Lawmakers promising to crush the other side isn’t anything new, but it was a little different Wednesday night as they came together to play during the Congressional Women’s Softball Game.
It was women in Congress versus female journalists duking it out on the field at the Watkins Recreation Center on Capitol Hill.
This year marked the 13th year for the event, which was started in 2009 by Florida Congresswoman Debbie Wasserman Schultz, who had breast cancer at 41.
The ballgame raises money for the Young Survivor Coalition, which helps women 40 and younger who are battling breast cancer and connects them with resources.
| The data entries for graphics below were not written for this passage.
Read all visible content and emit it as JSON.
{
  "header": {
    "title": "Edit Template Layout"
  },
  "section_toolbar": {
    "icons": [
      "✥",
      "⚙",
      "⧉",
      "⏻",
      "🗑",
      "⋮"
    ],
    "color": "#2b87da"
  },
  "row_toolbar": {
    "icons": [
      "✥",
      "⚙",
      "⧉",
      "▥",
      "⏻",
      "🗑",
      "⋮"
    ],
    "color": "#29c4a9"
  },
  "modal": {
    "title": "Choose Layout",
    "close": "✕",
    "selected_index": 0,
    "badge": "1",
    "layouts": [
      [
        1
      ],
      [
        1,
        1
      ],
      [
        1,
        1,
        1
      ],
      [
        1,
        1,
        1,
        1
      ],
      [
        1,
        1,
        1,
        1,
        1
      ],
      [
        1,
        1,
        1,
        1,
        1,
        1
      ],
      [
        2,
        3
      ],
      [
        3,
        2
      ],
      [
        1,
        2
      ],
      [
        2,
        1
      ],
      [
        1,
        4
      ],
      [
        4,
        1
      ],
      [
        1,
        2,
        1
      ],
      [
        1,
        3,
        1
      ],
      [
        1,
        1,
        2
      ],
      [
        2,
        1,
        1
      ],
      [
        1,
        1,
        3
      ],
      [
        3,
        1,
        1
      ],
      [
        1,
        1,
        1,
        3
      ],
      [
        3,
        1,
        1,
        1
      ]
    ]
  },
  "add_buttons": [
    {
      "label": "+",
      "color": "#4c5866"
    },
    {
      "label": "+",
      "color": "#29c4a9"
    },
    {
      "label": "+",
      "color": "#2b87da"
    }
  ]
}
“We wanted to raise awareness for our Capitol Hill community, who is right in the sweet spot, the target audience of our staff and government relations people,” Wasserman Schultz said. “So many young women under 45 years old who think they are invincible and don’t realize that they could get breast cancer and that they need to make sure that they pay attention to their breast health so that they can catch it early like I was fortunate enough to do.”
This year’s game raised over half a million dollars, a record amount.
The press team has won a few games in the past and they topped the congresswomen this year as well.
The first pitch was thrown by Meg Kinnard, an Associated Press political and legal affairs reporter who herself battled an aggressive form of breast cancer.
Just last week, she was found out she was cancer free.
The annual Congressional Softball game is one of the few times members of Congress from different parties get on the same team.
“We are all fighting against cancer,” said Republican Congresswoman Beth van Duyne, of Texas. “When we come out here we are out here for fresh air, for exercise, for teamwork and to get along.”